Week 20 at an Unbootcamp

Students JavaScript and web application development at Learners Guild in Oakland begin by creating pieces of applications, and after a few weeks entire make-believe applications. After about 20 weeks, however, they may begin participating in the creation, repair, and improvement of real software that is in current use. I’m about to make that transition.

Getting real

Learners Guild in Oakland offers a 40-week program of project-based training in software development, centered around web applications written in JavaScript.

The training functions are distributed, with more advanced Learners helping less-advanced ones, as in the proverbial one-room schoolhouse. There are also ex-Learners serving on the staff as coaches, and professional programmers holding office hours, checking Learners’ code in group sessions, and giving lectures. Most of the time, Learners are figuring out how to build applications, either solo or with a partner, by absorbing documentation, tutorials, and other resources, then writing, testing, and revising code until it works.

I have just completed my 20th week there, and during the week I underwent an exam and a technical interview to establish my readiness to progress from “phase 3” to “phase 4”. The exam took me the 2.5 days allotted, and the interview was tough, resulting in a half-page of recommendations on further study to solidify my fragile competence in certain important pieces of web technology. But the evaluator decided that on the whole I had what it took to proceed to phase 4.

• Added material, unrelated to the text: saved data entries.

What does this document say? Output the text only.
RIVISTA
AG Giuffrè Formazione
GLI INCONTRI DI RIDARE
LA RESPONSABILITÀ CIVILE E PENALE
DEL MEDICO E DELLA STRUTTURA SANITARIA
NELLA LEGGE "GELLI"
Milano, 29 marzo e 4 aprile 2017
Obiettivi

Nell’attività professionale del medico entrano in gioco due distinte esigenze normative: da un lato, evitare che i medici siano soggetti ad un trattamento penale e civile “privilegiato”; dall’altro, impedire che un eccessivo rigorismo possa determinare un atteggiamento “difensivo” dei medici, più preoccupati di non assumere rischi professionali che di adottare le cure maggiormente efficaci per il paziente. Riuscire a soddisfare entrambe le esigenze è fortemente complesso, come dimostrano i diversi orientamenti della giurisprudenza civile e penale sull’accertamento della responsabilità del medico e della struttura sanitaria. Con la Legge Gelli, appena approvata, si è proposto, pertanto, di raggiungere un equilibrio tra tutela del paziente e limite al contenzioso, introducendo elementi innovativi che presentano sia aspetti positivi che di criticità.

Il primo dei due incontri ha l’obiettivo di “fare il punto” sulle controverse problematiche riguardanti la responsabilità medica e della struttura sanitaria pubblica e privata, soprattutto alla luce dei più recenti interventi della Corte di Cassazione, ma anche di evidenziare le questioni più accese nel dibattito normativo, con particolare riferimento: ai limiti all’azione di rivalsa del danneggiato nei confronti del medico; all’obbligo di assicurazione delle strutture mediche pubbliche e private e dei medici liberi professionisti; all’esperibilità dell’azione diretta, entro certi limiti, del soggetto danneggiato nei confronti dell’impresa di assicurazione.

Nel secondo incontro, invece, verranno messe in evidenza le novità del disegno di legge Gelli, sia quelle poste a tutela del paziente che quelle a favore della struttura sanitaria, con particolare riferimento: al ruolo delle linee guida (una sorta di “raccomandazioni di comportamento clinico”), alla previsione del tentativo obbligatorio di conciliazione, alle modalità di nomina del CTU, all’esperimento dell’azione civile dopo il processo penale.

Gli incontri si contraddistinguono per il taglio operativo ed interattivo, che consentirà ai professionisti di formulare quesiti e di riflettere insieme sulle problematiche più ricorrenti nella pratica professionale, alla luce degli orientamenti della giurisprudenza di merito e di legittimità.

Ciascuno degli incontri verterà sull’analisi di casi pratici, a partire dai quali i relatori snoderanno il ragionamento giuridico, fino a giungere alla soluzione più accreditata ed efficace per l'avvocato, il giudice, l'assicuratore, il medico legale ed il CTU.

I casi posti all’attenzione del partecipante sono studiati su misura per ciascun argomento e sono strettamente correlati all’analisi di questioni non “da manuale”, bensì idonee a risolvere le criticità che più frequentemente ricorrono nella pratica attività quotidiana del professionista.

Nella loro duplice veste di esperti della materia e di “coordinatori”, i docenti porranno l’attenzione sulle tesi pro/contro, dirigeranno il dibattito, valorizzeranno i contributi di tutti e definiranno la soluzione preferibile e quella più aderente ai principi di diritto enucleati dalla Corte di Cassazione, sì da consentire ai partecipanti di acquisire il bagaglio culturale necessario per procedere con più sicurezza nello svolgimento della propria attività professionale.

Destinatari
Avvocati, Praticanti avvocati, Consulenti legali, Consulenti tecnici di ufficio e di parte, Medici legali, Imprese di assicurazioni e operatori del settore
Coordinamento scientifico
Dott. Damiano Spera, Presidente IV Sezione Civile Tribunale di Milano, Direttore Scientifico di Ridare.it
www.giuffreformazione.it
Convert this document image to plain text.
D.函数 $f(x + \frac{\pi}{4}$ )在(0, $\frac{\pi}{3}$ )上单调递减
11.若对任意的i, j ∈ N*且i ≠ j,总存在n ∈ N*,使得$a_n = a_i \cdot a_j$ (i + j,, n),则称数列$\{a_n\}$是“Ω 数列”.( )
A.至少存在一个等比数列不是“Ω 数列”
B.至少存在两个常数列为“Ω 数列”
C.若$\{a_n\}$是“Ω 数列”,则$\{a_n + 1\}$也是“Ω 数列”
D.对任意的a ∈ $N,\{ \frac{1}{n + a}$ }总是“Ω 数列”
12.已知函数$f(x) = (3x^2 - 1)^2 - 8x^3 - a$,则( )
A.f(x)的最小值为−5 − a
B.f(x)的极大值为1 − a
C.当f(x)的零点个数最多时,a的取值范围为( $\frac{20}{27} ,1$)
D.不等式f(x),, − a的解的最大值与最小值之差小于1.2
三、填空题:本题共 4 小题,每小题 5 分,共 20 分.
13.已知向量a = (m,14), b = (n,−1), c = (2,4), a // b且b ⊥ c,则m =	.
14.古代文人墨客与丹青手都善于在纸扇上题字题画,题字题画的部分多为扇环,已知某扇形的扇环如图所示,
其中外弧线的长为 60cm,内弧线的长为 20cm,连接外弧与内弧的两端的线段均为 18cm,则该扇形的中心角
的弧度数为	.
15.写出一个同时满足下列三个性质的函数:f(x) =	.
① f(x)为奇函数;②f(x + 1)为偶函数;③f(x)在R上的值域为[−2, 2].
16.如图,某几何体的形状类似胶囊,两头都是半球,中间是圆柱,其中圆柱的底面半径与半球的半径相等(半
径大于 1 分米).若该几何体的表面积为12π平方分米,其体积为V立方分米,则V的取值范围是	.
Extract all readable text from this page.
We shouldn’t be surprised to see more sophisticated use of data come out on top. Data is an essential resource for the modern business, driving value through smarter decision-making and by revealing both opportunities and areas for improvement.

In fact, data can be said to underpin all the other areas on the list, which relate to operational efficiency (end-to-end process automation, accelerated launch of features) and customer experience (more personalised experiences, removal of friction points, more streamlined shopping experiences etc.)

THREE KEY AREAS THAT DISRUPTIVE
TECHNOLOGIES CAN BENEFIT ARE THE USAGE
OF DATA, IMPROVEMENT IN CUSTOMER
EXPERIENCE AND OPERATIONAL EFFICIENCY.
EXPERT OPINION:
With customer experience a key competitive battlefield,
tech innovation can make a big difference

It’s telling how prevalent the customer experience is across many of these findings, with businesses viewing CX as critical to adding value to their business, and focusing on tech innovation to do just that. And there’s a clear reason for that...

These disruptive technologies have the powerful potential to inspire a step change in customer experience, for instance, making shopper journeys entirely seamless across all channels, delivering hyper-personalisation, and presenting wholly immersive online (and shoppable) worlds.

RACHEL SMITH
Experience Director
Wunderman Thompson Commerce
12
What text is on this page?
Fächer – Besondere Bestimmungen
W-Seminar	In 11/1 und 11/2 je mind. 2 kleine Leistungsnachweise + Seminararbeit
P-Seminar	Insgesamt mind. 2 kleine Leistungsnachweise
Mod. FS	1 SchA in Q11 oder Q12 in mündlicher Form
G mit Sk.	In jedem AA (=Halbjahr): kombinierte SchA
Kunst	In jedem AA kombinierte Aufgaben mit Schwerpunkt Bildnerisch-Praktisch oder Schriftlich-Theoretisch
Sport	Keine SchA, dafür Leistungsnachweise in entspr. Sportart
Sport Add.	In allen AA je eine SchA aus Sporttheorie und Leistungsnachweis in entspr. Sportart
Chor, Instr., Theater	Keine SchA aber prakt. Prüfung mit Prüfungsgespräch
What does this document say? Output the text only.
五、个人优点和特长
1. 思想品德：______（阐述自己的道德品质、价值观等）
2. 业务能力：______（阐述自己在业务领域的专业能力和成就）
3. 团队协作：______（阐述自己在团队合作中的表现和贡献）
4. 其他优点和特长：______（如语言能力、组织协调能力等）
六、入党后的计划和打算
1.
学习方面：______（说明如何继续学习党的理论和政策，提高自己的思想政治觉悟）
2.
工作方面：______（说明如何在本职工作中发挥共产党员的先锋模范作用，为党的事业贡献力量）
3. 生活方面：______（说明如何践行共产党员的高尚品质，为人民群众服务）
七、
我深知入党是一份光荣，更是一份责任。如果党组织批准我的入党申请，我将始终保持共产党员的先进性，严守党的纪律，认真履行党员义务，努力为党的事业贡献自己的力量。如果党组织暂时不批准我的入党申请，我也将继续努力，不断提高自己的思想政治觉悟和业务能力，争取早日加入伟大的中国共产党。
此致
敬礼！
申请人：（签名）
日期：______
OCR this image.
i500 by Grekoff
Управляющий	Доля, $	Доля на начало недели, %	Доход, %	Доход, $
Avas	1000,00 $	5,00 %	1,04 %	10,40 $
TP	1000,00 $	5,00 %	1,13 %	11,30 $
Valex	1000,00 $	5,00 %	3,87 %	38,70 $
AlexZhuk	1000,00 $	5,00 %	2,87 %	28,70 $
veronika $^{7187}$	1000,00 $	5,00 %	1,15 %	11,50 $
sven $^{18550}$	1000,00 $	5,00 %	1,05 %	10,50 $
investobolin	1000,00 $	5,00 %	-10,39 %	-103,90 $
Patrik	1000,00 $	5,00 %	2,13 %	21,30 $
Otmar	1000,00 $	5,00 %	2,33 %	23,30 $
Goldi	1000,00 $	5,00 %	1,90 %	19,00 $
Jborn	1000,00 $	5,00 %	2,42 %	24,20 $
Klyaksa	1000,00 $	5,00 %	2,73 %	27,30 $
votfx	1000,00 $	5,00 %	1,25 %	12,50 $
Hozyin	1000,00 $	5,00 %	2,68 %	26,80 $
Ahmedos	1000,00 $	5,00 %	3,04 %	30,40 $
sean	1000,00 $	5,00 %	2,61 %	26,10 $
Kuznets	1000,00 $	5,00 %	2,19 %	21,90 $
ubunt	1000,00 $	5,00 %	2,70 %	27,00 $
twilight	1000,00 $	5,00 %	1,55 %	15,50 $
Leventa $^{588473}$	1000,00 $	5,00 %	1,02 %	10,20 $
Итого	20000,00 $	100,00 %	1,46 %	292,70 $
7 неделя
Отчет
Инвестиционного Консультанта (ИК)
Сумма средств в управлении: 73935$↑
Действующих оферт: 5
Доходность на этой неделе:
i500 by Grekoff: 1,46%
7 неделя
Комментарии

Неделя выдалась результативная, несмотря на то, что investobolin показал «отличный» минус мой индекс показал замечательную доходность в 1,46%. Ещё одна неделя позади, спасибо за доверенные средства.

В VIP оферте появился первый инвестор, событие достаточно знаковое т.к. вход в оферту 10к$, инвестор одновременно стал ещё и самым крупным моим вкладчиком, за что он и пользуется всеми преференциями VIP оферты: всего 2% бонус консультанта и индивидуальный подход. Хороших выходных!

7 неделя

Phase 4 will involve leaving make-believe projects behind, and working on real open-source software, namely the software that powers the instructional system of Learners Guild itself. That software, as is always true, needs to have bugs removed and infelicities remedied. But Learners Guild is reinventing its curriculum, not only in content but also in structure, so the demands on phase-4 Learners include making improvements, often previously unanticipated ones, in the existing code, without introducing new faults into it.

Word on the street is that it is a shock to find oneself in phase 4, because the huge body of code with its many depended-on software libraries is far more difficult to make sense of than the self-contained practice applications we have been building in the earlier phases. I’ll be finding out shortly whether my reaction is the same.

Meanwhile, on Saturday I attended an orientation to another opportunity to contribute to open-source software, the Open Oakland brigade of Code for America. I began to learn which of its projects are still alive and which of those might be able to use my help. If, however, the immersion into phase 4 is as traumatic as rumored, my temptation to engage in such extracurricular volunteering may be postponed.